HUMAnN: The HMP Unified Metabolic Analysis Network
|To find...||...check out:|
|Contact||Curtis Huttenhower, firstname.lastname@example.org|
HUMAnN is a pipeline for efficiently and accurately determining the presence/absence and abundance of microbial pathways in a community from metagenomic data. Sequencing a metagenome typically produces millions of short DNA/RNA reads. HUMAnN takes these reads as inputs and produces gene and pathway summaries as outputs:
The abundance of each orthologous gene family in the community. Orthologous families are groups of genes that perform roughly the same biological roles. HUMAnN uses the KEGG Orthology (KO) by default, but any catalog of orthologs can be employed with minor changes (COG, NOG, etc.). For more information, please refer to the "Using alternatives to KEGG" section below.

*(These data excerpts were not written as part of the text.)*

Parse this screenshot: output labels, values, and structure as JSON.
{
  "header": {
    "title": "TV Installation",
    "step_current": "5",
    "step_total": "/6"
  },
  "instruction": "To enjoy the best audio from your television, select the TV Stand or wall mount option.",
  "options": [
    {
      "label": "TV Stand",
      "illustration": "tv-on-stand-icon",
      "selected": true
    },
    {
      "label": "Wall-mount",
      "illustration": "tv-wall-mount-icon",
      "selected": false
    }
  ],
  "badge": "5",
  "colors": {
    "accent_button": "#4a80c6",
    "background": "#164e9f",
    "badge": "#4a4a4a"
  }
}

The presence/absence of each pathway in the community. HUMAnN refers to pathway presence/absence as "coverage," and defines a pathway as a set of two or more genes. HUMAnN uses KEGG pathways and modules by default, but again can easily be modified to use GO terms or other gene sets.
The abundance of each pathway in the community, i.e. how many "copies" of that pathway are present.
HUMAnN can thus be used in tandem with any translated BLAST program to convert sequence reads into coverage and abundance tables summarizing the gene families and pathways in a microbial community. This lets you analyze a collection of metagenomes as a matrix of gene/pathway abundances, just like you might analyze a collection of microarrays.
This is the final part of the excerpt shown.